Kesalahpahaman terkait makna moderat dalam beragama ini berimplikasi pada munculnya sikap antipati masyarakat yang cenderung enggan disebut sebagai seorang moderat, atau lebih jauh malah menyalahkan sikap moderat.
Moderat dalam beragama sama sekali bukan berarti mengompromikan prinsip-prinsip dasar atau ritual pokok agama demi untuk menyenangkan orang lain yang berbeda paham keagamaannya, atau berbeda agamanya.
Moderasi beragama juga bukan alasan bagi seseorang untuk tidak menjalankan ajaran agamanya secara serius.
Sebaliknya, moderat dalam beragama berarti percaya diri dengan esensi ajaran agama yang dipeluknya, yang mengajarkan prinsip adil dan berimbang, tetapi berbagi kebenaran sejauh menyangkut tafsir agama.
Bagaimana Menerapkan Moderasi
Moderasi beragama dianggap penting dalam rangka menghadapi realitas budaya hari ini yang beragama serta munculnya gerakan-gerakan ekstremisme dan radikalisme.
penguatan sikap, cara pandang, dan praktik beragama dalam tataran individu, keluarga, berbangsa, dan bernegara.
Pribadi seseorang yang ingin menerapkan moderasi beragama harus moderat terlebih dahulu sebelum mengajarkan dan mengimplementasikan nilai-nilai moderasi beragama pada orang lain.
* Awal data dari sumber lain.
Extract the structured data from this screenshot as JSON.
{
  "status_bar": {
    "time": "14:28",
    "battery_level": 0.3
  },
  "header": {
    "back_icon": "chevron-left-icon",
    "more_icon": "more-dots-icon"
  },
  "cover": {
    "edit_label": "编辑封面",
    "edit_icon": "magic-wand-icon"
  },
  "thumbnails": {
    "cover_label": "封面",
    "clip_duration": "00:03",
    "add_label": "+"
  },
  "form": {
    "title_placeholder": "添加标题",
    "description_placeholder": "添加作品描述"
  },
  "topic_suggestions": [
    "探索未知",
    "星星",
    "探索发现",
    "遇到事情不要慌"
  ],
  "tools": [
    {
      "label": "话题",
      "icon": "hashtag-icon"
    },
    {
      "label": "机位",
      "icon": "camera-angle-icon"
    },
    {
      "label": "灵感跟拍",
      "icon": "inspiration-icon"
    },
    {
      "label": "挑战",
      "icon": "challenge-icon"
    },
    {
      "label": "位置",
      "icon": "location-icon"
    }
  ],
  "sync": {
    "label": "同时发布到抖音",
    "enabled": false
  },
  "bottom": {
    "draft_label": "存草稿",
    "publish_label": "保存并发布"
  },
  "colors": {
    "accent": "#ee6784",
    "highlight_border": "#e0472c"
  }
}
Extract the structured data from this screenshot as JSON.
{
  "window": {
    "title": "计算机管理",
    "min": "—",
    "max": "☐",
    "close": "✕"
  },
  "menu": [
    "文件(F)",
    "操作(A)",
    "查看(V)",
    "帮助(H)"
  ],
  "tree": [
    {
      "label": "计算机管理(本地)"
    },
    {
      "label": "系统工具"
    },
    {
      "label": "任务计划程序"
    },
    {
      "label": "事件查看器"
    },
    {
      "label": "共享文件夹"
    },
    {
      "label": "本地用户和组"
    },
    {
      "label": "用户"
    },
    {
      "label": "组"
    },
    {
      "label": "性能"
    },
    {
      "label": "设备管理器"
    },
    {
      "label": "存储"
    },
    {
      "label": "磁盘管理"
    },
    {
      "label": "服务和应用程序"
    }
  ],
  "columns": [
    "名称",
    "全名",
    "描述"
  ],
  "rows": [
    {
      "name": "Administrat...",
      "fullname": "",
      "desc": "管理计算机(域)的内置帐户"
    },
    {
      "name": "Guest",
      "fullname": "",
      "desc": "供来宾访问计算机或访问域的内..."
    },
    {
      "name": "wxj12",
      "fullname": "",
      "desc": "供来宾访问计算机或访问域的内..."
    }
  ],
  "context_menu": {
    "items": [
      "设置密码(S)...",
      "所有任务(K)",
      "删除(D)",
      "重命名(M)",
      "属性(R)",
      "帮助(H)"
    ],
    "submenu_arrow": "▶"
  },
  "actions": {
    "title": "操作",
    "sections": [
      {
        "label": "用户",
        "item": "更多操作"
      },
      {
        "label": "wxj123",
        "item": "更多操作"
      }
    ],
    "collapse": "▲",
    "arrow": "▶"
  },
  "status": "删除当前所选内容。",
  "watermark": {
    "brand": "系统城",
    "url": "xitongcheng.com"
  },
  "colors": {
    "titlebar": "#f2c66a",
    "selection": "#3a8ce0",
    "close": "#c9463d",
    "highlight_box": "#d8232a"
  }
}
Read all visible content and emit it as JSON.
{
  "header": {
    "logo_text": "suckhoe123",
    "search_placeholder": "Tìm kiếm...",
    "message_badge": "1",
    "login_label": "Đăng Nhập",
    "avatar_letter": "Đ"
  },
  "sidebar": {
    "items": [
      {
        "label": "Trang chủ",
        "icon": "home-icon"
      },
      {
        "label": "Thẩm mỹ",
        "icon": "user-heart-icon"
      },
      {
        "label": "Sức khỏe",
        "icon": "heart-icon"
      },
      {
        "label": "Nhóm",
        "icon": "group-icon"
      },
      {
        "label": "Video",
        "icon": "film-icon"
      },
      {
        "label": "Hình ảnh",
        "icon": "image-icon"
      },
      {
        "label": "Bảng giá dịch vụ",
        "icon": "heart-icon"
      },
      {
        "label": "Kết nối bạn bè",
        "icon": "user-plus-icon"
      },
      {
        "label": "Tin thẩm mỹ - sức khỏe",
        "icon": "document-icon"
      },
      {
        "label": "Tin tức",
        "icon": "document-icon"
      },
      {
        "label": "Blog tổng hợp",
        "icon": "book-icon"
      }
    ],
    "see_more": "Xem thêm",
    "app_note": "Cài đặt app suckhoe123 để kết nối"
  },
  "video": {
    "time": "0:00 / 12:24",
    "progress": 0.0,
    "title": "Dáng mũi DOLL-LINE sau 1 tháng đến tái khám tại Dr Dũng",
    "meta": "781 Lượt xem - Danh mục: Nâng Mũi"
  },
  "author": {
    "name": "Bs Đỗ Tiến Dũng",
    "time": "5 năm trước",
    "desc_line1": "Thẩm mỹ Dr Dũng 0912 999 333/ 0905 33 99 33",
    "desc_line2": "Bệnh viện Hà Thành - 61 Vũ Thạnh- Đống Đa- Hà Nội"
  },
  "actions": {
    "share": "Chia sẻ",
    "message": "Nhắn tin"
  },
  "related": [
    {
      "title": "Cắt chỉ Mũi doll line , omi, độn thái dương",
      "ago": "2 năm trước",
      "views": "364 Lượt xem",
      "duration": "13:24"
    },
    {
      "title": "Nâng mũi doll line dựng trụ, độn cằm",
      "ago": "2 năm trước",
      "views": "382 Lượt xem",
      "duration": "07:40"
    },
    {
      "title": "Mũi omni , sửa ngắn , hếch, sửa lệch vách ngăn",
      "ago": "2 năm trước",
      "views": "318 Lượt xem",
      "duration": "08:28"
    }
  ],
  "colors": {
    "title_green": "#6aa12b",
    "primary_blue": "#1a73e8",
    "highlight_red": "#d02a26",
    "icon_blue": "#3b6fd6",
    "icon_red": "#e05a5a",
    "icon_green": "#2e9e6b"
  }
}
Peningkatan kualitas layanan kehidupan beragama. Tujuan agama ialah memberikan kedamaian dan kesejahtreaan serta menjadikan hidup seseorang tenteram dan aman. Oleh karenanya, moderasi beragama harus memperkuat tujuan-tujuan keagamaan itu.
Pengembangan ekonomi dan sumber daya keagamaan. Agama juga perlu terlibat aktif dalam pengembangan sumber daya manusia dan ekonomi para pemeluknya.
Dalam konteks pendidikan Islam, guru hendaknya memiliki ciri-ciri yang menjadi ciri guru yang berintegritas dan moderat.
Di antaranya tidak ekstrem baik kiri maupun kanan, menempatkan agama sebagai jalan hidup, tidak anti dengan perbedaan pandangan, menghindari sikap evaluatif dalam terhadap perbedaan, memandang perbedaan sebagai hal positif, memahami orang lain dan tidak merasa benar sendiri, serta senantiasa menebarkan Islam yang rahmatan lil ‘alamin.
Menanamkan dan menumbuhkan didalam diri kita bagaimana cara menghargai perbedaan, meningkatkan wawasan ilmu pengetahuan dan pemahaman yang benar, Mengamalkan dan mempraktikkan Nilai-Nilai agama dengan tulus.
Selalu melakukan dan menciptakan dialog, menjaga sikap tenang tidak emosional dan tidak mudah terprovokasi, berusaha memberi dampak positif, bertutur kata dengan bahasa yang santun dan dan sikap yang lemah lembut dan menjaga keterbukaan antar sesama dan berpikir dan berhati besar the Magic of thinking Big.
Demikian ulasan tentang Moderasi Keberagaman dalam menciptakan persatuan dan kesatuan umat.